Out of all of Facebook's US employees, 68 percent are men and 32 percent are women, compared to 2014 where the split was 69 percent male and 31 percent female.
This one percent change for both genders indicates minor progress for the social networking firm, which prompted Maxine Williams, global director of Diversity at Facebook, to say the company is not where it wants to be with its workforce split.
"There's more work to do," she wrote in a Facebook blog post. "We remain deeply committed to building a workplace that reflects a broad range of experience, thought, geography, age, background, gender, sexual orientation, language, culture and many other characteristics."
"It's a big task, one that will take time to achieve, but our whole company continues to embrace this challenge."
Facebook split its gender diversity figures into technology and non-technology divisions. In the former, 84 percent of employees are men, while 16 percent are women, a common trend in the technology industry.
For the non-technology division, Facebook has made more progress in shifting the gender divide; 48 percent of the workforce is male, while 52 percent are female.
In 2014, the split was in reverse, with 53 percent male and 47 percent female non-technology based employees.
In the senior leadership ranks of Facebook the gender divide has a male bias, 77 percent compared to 23 percent female, mirroring figures released in 2014.
Facebook has improved its ethnic diversity this year. While the majority of employees are white, the company now employs a slightly higher percentage of workers from other ethnicities.
Across the entire company's US employees, 55 percent are white while 36 percent are Asian, four percent Hispanic and two percent are black.
Comparatively, in 2014, the ethnicity split was 57 percent white, 34 percent Asian, four percent Hispanic and two percent black.
White and Asian ethnicities are dominant across the company, with the technology division being made up of 51 percent white and 43 percent Asian workers. In the non-technology division, this split is 62 percent white and 24 percent Asian.
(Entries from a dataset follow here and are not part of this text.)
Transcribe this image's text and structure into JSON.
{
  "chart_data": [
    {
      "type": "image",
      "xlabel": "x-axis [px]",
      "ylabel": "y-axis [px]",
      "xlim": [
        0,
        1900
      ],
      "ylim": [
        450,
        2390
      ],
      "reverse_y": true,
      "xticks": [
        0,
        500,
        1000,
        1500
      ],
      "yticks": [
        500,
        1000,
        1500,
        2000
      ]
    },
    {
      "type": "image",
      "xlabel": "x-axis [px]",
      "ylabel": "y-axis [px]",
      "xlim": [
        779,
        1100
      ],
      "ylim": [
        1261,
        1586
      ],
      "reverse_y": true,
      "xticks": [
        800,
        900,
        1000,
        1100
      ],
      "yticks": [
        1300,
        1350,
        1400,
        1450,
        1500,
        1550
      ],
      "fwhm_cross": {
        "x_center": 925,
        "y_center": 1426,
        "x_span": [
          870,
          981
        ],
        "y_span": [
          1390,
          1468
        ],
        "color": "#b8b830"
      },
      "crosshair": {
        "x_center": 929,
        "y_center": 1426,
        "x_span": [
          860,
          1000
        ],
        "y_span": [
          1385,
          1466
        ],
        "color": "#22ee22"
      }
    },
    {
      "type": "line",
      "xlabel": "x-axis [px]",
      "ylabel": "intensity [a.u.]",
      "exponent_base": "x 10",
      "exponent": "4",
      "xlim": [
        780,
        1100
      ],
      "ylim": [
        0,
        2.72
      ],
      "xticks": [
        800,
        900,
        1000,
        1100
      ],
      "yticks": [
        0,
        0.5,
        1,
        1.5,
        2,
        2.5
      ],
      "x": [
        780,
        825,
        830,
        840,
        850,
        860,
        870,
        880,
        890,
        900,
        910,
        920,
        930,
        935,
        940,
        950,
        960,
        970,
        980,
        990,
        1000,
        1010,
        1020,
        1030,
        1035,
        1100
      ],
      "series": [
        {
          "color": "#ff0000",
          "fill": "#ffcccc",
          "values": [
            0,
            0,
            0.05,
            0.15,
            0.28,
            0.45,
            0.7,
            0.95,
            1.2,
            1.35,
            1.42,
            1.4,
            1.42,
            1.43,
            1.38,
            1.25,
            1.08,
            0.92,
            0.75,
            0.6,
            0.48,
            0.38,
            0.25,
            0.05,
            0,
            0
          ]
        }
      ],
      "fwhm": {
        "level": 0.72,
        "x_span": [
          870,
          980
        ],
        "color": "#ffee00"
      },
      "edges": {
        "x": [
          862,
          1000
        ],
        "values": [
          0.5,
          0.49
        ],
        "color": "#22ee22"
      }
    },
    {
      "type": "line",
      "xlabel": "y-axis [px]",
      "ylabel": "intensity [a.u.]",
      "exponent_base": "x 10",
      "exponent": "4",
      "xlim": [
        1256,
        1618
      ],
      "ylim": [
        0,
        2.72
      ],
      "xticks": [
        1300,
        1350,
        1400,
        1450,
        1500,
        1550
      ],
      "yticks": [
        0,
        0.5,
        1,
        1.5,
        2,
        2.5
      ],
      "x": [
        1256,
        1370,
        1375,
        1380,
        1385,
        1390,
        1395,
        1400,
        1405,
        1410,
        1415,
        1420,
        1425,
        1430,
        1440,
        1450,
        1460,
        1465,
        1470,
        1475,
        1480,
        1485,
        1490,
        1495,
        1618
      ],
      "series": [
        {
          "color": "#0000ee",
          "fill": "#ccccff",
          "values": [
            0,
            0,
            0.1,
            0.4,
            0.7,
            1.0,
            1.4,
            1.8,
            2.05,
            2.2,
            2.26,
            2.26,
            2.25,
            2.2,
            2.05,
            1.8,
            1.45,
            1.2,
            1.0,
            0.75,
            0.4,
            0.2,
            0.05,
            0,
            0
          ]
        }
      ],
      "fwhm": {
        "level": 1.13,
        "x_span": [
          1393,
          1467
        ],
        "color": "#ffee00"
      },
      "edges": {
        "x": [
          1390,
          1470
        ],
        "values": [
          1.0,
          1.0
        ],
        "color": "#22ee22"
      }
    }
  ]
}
Facebook's senior leadership is predominately white, with 73 of high ranking workers being white, in comparison to 21 percent Asian, three percent Hispanic and two percent black.
While Facebook may have improved the diversity gap between white and Asian ethnicities, it appears the company still needs to do more to improve the diversity of its workforce amongst underrepresented minorities such as black and Hispanic ethnicities.
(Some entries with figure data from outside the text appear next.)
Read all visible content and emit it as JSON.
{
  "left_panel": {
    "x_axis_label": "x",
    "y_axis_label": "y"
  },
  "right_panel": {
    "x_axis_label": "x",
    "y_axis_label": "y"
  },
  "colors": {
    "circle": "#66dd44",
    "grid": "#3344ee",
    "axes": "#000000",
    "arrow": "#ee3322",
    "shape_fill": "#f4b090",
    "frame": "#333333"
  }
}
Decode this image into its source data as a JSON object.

V3 asked Facebook how its plans to address this problem, but the firm had nothing to add beyond the blog post.
Workforce diversity is a subject several major technology companies are taking on board, including Intel, which has pledged $300m to create a more diverse workforce by 2020.
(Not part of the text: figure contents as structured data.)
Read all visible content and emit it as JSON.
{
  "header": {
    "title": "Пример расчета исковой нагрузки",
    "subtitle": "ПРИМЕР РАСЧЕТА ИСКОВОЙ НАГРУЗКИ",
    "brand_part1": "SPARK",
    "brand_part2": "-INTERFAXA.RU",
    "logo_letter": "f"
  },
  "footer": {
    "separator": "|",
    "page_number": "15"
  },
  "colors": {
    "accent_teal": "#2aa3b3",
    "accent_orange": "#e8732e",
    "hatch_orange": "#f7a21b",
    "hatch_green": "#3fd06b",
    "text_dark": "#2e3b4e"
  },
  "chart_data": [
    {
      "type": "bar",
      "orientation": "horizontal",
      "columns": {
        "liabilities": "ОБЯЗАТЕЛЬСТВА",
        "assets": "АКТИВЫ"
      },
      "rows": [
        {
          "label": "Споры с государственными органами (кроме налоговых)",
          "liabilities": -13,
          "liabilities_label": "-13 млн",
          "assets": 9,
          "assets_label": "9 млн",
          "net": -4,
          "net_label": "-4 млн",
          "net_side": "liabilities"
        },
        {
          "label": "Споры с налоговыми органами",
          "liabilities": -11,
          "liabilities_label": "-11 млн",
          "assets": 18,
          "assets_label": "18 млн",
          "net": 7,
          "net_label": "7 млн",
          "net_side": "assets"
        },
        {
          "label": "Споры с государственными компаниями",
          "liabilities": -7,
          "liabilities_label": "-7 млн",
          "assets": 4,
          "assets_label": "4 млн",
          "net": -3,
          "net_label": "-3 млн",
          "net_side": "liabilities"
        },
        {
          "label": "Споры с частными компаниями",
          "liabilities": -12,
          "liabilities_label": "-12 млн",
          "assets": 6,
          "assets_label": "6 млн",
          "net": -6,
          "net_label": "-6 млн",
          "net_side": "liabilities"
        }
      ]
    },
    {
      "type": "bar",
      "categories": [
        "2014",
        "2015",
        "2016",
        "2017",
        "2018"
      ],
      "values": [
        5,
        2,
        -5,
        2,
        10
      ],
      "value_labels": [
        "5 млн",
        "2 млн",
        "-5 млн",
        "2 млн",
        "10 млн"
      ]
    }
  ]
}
Authors view: It is positive to see Facebook taking action to address diversity in its workforce, and to open up its figures for public scrutiny.
But it is abundantly clear that it will require a significant amount of effort and time for the firm to move from a white male-dominated company into one with a better gender balance and more ethnic diversity.
Nor is Facebook alone in this challenge. The technology industry on the whole is awash with male workers from mostly white and Asian ethnicities, while others are underrepresented.
This is an issue the industry needs to consider closely, as it is less a case of diversity for the sake of it, and more a need to gain an insight into the needs, interests and preferences of cultures and races not widely represented in the technology world.
This knowledge is valuable for companies who wish to reach new markets and develop new products, as with ethnic and cultural variety comes a diversity in thought, potentially leading to increased innovation, which is the lifeblood of the technology industry.